Reggae and dancehall stalwart Capleton is encouraging younger artists to honour their forerunners.

“We just haffi mek the youths dem know seh humbleness is the key towards life and humility have to be there,” ‘King Shango’ told CVMTV’s Sunrise yesterday. “You have to respect track record. You have to respect longevity and substance.”

His comments come during an era where some emerging acts defer from name-dropping their musical influences. With an over-three-decade track record of his own, Capleton has never shied away from giving flowers to the figures who inspired his foray into music. Given name Clifton George Bailey III, the St. Mary native revered the work of artists like Bob Marley and The Wailers, Peter Tosh, Dennis Brown, and Papa San

“Growing up as a youth, my two favourite songs was Mighty Diamonds I Need A Roof and the Max Romeo weh seh ‘bring back Macabee Version, that God gave to black man.’”
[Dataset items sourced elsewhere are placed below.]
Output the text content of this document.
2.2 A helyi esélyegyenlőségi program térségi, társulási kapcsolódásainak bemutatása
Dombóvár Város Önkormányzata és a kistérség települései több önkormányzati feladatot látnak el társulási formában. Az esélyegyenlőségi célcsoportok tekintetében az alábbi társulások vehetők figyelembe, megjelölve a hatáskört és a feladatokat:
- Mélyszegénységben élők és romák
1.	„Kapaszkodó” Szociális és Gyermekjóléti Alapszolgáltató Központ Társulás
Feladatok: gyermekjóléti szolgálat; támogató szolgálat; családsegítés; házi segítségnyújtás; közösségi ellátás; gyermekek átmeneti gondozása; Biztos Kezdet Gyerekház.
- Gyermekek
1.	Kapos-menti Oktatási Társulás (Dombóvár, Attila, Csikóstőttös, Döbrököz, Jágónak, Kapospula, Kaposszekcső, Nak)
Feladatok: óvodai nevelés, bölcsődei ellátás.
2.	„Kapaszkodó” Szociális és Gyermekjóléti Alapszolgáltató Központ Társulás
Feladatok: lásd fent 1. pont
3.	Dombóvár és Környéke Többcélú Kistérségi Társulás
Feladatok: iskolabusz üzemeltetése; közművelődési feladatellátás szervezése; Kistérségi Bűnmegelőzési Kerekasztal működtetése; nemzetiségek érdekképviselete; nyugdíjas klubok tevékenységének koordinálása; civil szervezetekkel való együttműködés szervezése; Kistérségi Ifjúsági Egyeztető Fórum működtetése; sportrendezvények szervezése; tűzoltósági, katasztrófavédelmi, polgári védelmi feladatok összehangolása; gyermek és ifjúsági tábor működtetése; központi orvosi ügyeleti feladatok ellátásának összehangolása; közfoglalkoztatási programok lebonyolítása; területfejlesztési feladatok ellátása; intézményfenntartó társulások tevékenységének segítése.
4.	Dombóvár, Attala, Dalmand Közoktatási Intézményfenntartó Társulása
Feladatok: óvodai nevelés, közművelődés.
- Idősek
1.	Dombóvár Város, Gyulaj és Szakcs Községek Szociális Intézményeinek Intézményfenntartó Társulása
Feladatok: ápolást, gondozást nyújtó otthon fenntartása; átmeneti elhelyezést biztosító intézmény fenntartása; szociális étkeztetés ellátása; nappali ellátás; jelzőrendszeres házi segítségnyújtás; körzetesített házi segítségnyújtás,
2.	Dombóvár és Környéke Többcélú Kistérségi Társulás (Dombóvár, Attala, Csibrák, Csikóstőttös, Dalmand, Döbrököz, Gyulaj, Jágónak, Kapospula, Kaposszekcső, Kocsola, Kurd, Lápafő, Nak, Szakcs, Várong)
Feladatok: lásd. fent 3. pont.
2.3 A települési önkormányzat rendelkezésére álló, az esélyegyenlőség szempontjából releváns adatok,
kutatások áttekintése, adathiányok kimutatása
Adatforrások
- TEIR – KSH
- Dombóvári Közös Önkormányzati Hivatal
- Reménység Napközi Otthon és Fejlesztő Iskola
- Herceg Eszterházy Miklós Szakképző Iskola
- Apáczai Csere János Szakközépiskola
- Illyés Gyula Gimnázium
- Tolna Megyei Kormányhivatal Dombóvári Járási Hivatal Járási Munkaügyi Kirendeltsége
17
I Need A Roof appeared on Mighty Diamonds’ 1976 debut, Right Time. Two of the group’s three members, Donald ‘Tabby Diamond’ Shaw and Fitzroy ‘Bunny Diamond’ Simpson, died within four days of each other last year. Romeo’s Macabee Version was first released in 1970 and later appeared on the Pray For Me compilation.

Perhaps with longstanding homage, one will earn the opportunity to record with a musical hero, as was recently the case for Capleton, who made a song with Max Romeo.

“Wah day yah me do a collab with him and me a show him seh this [Macabee Version] was one of my favourite songs when I was a kid growing up,” Capleton shared. “Mi father couldn’t lef the likkle turntable. Everywhere mi go, him haffi carry it. We give thanks fi the people who pave the way and set it.”

Capleton has long shown his admiration for veteran singer Max Romeo, as depicted in this 2019 birthday shout-out.

The Jah Jah City singer would take his affinity for the turntable more seriously at age 12, sneaking into dancehall sessions to absorb sound system culture. By 18, he moved to Kingston to pursue a music career, applying what he’d learnt by performing with numerous small sound systems before settling with Stewart Brown’s Jam-Canadian-based African Star. Their journey brought Capleton to a Toronto stage in 1989, a performance which impressed producer Philip ‘Fatis’ Burrell and segued his entry to recording music. 

The 56-year-old hasn’t slowed down since, adding more fuel to his ever-blazing fire with the reinstatement of his UK visa. The summer saw him performing at several festivals in Europe, including Reggae Sundance, Reggae Lake, Reggae Jam, and No Logo.

The Slew Dem entertainer is next slated to perform at Fyah In Da Ville in Negril, Westmoreland, this weekend.